5

Context and question

I have a raster layer with slopes in percent and used the least cost path plugin in QGIS to calculate the least cost path from start to end. I try now to understand what the attribute value total_cost = 1428.691 in the resulting line layer represents. How is total_cost calculated? This is probably software independet, but I used QGIS 3.30.0. Here the project and data can be found (all in one Geopackage file, 376 kB).

What I tried

  1. My first idea was that it simply sums up the slope values of all cells touched by the path (sum of values in line 2 of all yellow cells in the screenshot below). To simulate this, I converted the raster to a polygon grid with same CRS (EPSG:2056), extent and resolution (0.5 m). I used select by expression to get all cells intersecting with the path (highlighted in yellow below), then created the sum of slope attributes of all selected cells. This resulted in a value of 2111.342, so ca. 33% larger than the total_cost of the least cost path.

  2. My second try was to weight the slope by the length of the path inside each cell: so the slope of cells that are only marginally touched by the path are less weighted than cells where the path passes throught the whole cell. I calculated the length of the segement the least cost path passes through the cell (first line in the labels below), multiplied this with the slope value. This value is the third line in the screenshot. I then summed up the results for all yellow cells. Here, I got a value of 715.900, about 50% of the total_cost.

    Both approaches do not produce the same value as total_cost. So how is total_cost calculated?

Screenshot

red line= least cost path; blue cells=slope raster; yellow/selected cells=cells intersection with the least cost path; Labels represent: 1st line: length of the least cost path inside the current cell, 2nd line: slope of the current cell (in percents); last line: length multiplied by slope: enter image description here

1 Answer 1

4

The plugin uses the Djikstra algorithm.

For orthogonal directions (up, down, left, right), the cost to move between two pixels is:

(pixel 1 + pixel 2) / 2

For diagonal pixels, it's:

sqrt(2) * (pixel 1 + pixel 2) / 2

Each cost is accumulated.

Below is a simple example using your slope data.

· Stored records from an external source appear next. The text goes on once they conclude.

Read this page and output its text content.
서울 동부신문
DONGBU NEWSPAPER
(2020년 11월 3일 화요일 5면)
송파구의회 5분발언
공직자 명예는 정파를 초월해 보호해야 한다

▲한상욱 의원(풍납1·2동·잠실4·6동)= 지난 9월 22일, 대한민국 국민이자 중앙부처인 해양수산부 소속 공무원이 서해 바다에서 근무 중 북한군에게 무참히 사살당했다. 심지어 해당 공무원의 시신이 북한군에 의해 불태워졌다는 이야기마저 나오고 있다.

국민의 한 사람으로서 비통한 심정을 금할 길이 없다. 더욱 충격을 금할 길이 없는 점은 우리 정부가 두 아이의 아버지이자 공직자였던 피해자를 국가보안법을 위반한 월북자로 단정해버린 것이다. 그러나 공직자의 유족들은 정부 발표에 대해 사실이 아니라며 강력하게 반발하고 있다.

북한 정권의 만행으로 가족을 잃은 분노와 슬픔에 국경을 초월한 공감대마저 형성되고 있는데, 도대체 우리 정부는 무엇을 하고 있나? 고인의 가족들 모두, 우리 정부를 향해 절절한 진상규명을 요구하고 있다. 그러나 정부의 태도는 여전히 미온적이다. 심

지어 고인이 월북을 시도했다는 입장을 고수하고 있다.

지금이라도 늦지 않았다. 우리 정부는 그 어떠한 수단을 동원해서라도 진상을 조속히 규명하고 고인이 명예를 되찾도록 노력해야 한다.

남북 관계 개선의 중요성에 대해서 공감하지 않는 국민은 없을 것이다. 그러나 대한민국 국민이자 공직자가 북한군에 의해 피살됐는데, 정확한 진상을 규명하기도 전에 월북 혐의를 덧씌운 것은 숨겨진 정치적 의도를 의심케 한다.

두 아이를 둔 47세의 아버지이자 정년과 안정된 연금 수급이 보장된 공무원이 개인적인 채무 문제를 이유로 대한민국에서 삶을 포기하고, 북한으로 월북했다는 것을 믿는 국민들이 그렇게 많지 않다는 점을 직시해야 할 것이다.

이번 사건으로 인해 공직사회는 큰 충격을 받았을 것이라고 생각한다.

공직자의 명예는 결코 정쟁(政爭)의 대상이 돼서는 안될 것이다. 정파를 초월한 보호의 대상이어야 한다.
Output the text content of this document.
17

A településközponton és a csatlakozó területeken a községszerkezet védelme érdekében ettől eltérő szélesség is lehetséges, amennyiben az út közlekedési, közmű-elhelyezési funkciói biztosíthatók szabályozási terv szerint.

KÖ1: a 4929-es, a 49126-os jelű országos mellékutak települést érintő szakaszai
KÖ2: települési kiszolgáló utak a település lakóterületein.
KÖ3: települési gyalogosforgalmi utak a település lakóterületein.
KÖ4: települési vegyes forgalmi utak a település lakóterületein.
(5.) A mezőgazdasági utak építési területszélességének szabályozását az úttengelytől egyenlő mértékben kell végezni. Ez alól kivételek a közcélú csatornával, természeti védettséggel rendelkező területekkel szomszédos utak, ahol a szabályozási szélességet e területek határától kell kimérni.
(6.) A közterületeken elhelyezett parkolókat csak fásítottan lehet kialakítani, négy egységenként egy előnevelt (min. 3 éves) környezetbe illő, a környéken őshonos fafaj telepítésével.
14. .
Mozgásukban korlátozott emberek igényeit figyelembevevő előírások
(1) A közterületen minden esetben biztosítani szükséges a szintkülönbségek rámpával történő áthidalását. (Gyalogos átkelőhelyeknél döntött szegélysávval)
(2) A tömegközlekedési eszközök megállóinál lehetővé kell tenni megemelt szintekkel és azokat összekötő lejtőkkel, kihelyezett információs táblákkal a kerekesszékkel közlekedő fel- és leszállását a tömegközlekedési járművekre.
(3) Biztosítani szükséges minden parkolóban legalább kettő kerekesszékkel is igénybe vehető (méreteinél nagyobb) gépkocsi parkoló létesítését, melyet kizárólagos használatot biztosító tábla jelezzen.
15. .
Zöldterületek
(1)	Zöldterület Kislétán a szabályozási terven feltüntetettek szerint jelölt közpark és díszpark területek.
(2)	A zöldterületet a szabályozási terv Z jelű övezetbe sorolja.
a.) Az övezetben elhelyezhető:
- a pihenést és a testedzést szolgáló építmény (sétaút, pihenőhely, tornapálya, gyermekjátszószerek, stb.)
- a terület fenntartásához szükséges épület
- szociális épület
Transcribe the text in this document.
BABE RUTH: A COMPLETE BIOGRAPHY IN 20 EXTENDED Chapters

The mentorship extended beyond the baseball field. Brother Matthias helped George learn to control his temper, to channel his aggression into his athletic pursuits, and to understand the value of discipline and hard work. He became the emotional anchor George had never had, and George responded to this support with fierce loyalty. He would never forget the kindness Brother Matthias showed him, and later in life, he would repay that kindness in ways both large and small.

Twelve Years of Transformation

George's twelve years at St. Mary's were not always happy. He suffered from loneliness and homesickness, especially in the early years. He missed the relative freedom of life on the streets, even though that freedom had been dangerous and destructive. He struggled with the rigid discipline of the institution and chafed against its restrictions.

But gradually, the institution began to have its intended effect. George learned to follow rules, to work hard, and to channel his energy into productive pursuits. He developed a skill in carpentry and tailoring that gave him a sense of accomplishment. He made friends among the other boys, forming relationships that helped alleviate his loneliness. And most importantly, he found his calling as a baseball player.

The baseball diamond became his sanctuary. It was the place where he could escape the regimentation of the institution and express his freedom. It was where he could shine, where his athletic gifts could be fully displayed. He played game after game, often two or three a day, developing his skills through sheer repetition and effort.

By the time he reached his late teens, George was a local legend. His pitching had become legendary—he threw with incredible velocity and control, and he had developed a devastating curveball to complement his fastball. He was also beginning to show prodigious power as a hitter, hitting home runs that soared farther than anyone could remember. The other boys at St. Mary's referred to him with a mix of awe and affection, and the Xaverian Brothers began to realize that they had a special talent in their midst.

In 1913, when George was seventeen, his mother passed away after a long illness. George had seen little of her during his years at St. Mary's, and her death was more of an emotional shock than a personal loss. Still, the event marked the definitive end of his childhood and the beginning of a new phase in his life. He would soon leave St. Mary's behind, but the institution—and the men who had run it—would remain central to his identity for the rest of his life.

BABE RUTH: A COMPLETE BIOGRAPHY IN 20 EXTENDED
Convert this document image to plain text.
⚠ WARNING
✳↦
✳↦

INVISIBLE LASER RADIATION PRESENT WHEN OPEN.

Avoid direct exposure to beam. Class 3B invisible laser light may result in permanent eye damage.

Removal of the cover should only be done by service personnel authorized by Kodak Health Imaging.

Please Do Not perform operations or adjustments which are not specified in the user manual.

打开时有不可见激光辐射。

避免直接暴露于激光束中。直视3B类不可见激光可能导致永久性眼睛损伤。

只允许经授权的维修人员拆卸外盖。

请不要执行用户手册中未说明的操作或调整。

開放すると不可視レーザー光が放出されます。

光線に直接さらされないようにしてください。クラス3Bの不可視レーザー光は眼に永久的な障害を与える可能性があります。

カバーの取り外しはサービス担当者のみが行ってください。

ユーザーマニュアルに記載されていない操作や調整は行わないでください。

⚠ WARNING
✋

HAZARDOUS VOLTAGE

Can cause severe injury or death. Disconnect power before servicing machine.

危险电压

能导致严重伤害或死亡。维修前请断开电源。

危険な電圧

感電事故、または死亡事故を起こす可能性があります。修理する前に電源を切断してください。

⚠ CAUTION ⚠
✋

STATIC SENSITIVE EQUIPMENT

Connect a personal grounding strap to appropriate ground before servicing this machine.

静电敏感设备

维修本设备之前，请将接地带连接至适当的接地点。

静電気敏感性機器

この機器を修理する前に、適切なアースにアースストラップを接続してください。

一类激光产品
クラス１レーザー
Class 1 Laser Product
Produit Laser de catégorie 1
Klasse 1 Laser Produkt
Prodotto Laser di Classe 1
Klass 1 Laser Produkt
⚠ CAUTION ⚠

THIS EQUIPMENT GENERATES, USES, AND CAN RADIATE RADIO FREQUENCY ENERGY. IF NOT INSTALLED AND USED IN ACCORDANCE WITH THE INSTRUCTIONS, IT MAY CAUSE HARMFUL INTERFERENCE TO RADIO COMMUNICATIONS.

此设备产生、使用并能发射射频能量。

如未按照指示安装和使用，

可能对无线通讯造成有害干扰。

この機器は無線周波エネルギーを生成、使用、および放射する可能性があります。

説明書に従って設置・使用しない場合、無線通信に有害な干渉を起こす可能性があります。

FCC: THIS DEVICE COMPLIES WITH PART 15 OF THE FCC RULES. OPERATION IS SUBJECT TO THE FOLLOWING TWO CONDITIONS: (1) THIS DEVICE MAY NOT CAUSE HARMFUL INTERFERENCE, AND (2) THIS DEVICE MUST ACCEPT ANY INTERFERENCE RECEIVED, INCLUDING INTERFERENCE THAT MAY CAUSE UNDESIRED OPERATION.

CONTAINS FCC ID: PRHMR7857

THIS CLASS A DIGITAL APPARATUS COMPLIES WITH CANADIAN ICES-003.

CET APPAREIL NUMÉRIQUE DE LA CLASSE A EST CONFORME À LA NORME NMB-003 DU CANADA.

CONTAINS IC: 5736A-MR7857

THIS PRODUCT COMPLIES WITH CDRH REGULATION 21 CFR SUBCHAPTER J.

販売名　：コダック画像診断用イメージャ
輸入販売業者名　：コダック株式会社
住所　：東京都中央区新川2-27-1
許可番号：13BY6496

Total cost between below two points == 761.389

enter image description here

enter image description here

Slope values:

414.854095458984
116.551086425781
115.511352539063
110.033432006836
111.751174926758

Total cost ==

sqrt(2) * (414.854095458984 + 116.551086425781) / 2
+
(116.551086425781 + 115.511352539063) / 2
+
(115.511352539063 + 110.033432006836) / 2
+
sqrt(2) * (110.033432006836 + 111.751174926758) / 2
2
  • This returns exactly the value I have. I only have to leave out the second last yellow cell at the bottom left with values 0.2 /12.806 / 2.2. Since the end-point is not in the middle of o pixel, the least cost path passes through this cell, but for calculation it seems start/end-points are snapped to pixel centroids and the last segment of the least cost path at the bottom left in fact is just a diagonal and does not cross the mentioned cell. Visually, when the line is drawn, it looks as if the cell is crossed, however. This is good to konw.
    – Babel
    May 7 at 15:31
  • 1
    Don't forget that slope may not be the best way to model cost of traversing a pixel. I.e. it can be less costly to go down gentle hills than up and slope doesn't account for that, see Tobler's hiking function.